Innovation

Artificial intelligence just isn’t as smart as everyone thinks

Most of what we call “artificial intelligence” today is still very rudimentary, but that doesn’t mean it can’t be useful

Lee Sedol playing a move against AlphaGo

Lee Sedol, the reigning world champion in Go, played a five-game tournament against Google’s “AlphaGo” computer in March 2016. (Google/Getty)

There’s a lot of angst around artificial intelligence these days. It’s the media’s role to point out problems that need to be addressed, and with AI’s quick growth—demonstrated poignantly with the recent defeat of Go champion Lee Sedol by a Google computer—it’s a worthwhile subject to discuss.

However, there is always the likelihood that such conversations take on an unnecessarily alarmist tone, which is probably the way things are going when it comes to AI. It doesn’t help when luminaries such as Stephen Hawking say that AI “could spell the end of the human race.”

Many people who actually work within the field cringe when they read such headlines, mainly because they don’t believe AI is anywhere near as advanced as the news would have us believe.

The human brain and natural intelligence are far from being understood, and without that fundamental knowledge coming first, it will likely be impossible to create a truly thinking machine, they say.

Current AI, therefore, isn’t so much “artificial” intelligence as it is “augmented” intelligence—despite decades of advances, computers are still merely doing what we’re programming them to do.

They’re quite good at it, especially when it comes to crunching data quickly and then spitting out something useful for us to do with it. This is the near-term future of AI, researchers believe, and it will be largely benevolent.

One great current example of how augmented intelligence might help is the new grand challenge from the Defense Advanced Research Projects Agency, the Pentagon’s mad science wing.

DARPA is offering $2 million (U.S.) to the brilliant mind who can come up with an AI solution for managing wireless spectrum, which are the airwaves over which cellphones, radios, TVs and other things transmit.

It’s getting incredibly complicated to manage the never-ending growth of devices that are communicating over those wireless frequencies, and who controls them. Here are the guaranteed-to-strain-your-eyes allocation maps for both the U.S. and Canada:

A map of Canada’s radio spectrum A map of the United States’ radio spectrum

“The current practice of assigning fixed frequencies for various uses irrespective of actual, moment-to-moment demand is simply too inefficient to keep up with actual demand and threatens to undermine wireless reliability,” said William Chappell, director of DARPA’s Microsystems Technology Office, in a DARPA press release.

Uh, yeah.
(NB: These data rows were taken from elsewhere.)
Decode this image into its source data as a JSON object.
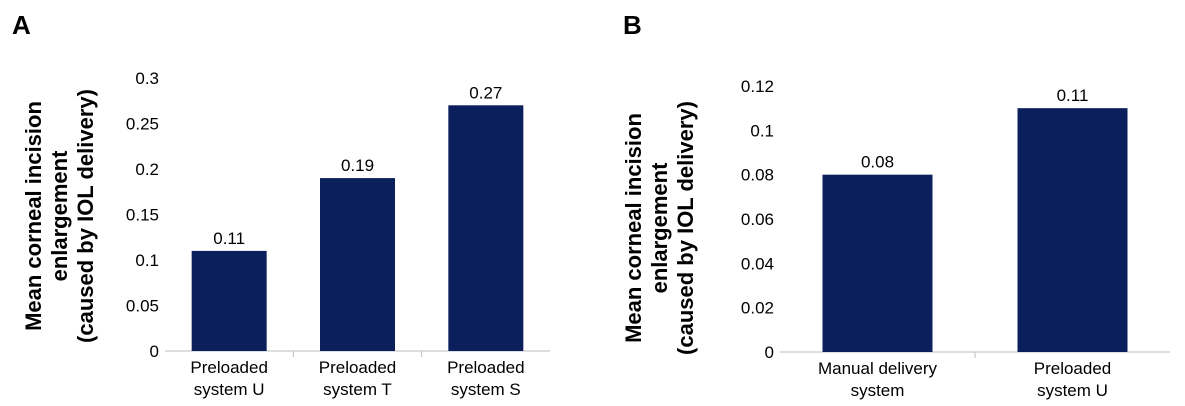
{
  "chart_data": [
    {
      "panel": "A",
      "type": "bar",
      "title": "",
      "ylabel": [
        "Mean corneal incision",
        "enlargement",
        "(caused by IOL delivery)"
      ],
      "xlabel": "",
      "categories": [
        [
          "Preloaded",
          "system U"
        ],
        [
          "Preloaded",
          "system T"
        ],
        [
          "Preloaded",
          "system S"
        ]
      ],
      "values": [
        0.11,
        0.19,
        0.27
      ],
      "data_labels": [
        "0.11",
        "0.19",
        "0.27"
      ],
      "ylim": [
        0,
        0.3
      ],
      "yticks": [
        "0",
        "0.05",
        "0.1",
        "0.15",
        "0.2",
        "0.25",
        "0.3"
      ],
      "bar_color": "#0b1f5c",
      "grid": false,
      "legend": false
    },
    {
      "panel": "B",
      "type": "bar",
      "title": "",
      "ylabel": [
        "Mean corneal incision",
        "enlargement",
        "(caused by IOL delivery)"
      ],
      "xlabel": "",
      "categories": [
        [
          "Manual delivery",
          "system"
        ],
        [
          "Preloaded",
          "system U"
        ]
      ],
      "values": [
        0.08,
        0.11
      ],
      "data_labels": [
        "0.08",
        "0.11"
      ],
      "ylim": [
        0,
        0.12
      ],
      "yticks": [
        "0",
        "0.02",
        "0.04",
        "0.06",
        "0.08",
        "0.1",
        "0.12"
      ],
      "bar_color": "#0b1f5c",
      "grid": false,
      "legend": false
    }
  ]
}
Looking at those maps, one thing is clear: no human in his or her right mind would want to manage that. And with usage and demand growing, it’s only going to get worse. Much worse.

I recently spoke with Guruduth Banavar, vice-president of cognitive computing for IBM Research, and he put it succinctly:

“The beneficial use of AI probably far outweighs the dangers that people are worried about. The risk of not working on AI are far greater,” he said. “We’re either going to be incapable of making decisions, or we’re going to make decisions that will make our problems worse.”